Janick Jaussi voleva raggiungere la foce del fiume con la sua barca auto-costruita.
La missione aveva uno scopo benefico, ma ha dovuto interromperla per non mettere a rischio la propria vita.
ZURIGO - Quando un motoscafo con giovani armati fino ai denti lo supera, poco dopo il confine con il Brasile, capisce che è ora di tirare i remi in barca. Il bernese Janick Jaussi (27 anni) cerca rifugio in un piccolo villaggio sulle rive del Rio delle Amazzoni. Qualcuno gli racconta che proprio lì, solo tre giorni prima, ha perso un membro della famiglia, ucciso da una banda di criminali mentre stava pescando appena fuori dal villaggio.
I controlli di polizia sono praticamente inesistenti sul fiume e la criminalità, di conseguenza, ha gioco facile ed è pronta a spargere sangue per un nonnulla. La verità è che nella giungla remota non si temono conseguenze e non mancano «le guerra tra bande», come racconta il bernese.
Jaussi ha iniziato la sua avventura in Perù, il 20 maggio. Destinazione: la foce del Rio delle Amazzoni a Macapá. Ma prima di Manaus ha deciso di arrendersi. A scoraggiarlo definitivamente è stata la polizia di frontiera che, dopo averlo raggiunto sulla sua barca non ha usato mezzi termini: «Se prosegui probabilmente verrai ucciso». Jaussi ha scelto di sopravvivere, mettendo così un punto alla sua avventura.

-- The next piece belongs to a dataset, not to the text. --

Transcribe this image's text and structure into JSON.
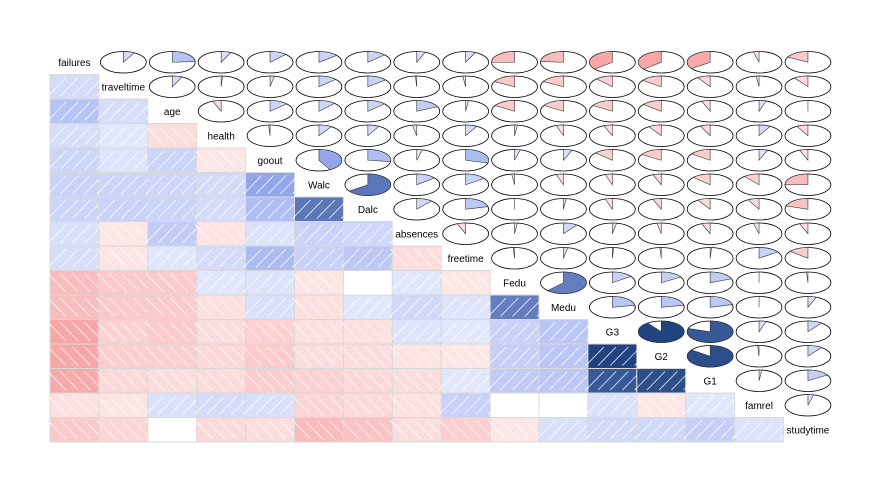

Continuare è troppo pericoloso - Il viaggio - riporta 20 Minuten - serviva per raccogliere soldi a favore di un progetto di conservazione della natura in Perù. Per questo il giovane è partito a bordo del suo catamarano autoassemblato e all'inizio di luglio ha superato la soglia dei 1.000 chilometri di navigazione. In totale, avrebbero dovuto essere 5.000. Ma probabilmente non sarebbe arrivato vivo al traguardo. Così ha gettato la spugna. «È complicato trovare nascondigli, quindi il pericolo di essere scoperti da bande criminali è maggiore, specie di notte», afferma Jaussi. «In questo momento è difficile da accettare questa sconfitta. Probabilmente ci vorrà del tempo, ma in fondo credo che sia stata la decisione giusta».
Aree trasformate in campi di battaglia - L'organizzazione per i diritti umani Human Rights Watch (HRW) da anni avverte dei pericoli nell'Amazzonia brasiliana. La deforestazione delle foreste pluviali è in gran parte responsabilità delle reti criminali. «Chiunque si metta sulla loro strada sarà attaccato o intimidito. Il Governo, a sua volta, non protegge né gli attivisti, né la foresta pluviale».
Le vittime includono non solo gli ecologisti, ma anche membri delle comunità indigene e altri residenti della foresta pluviale. Secondo HRW, i responsabili di atti di violenza vengono identificati di rado. Su oltre 300 omicidi documentati, solo 14 casi sono stati processati.
Su "Zeit", l'esperto d'Amazzonia Hugo Loss ha tracciato un quadro molto chiaro di questi criminali, dipingendoli come «aggressivi e convinti della loro potenza. Hanno trasformato alcuni santuari tribali in campi di battaglia e stanno letteralmente prendendo possesso di quel territorio».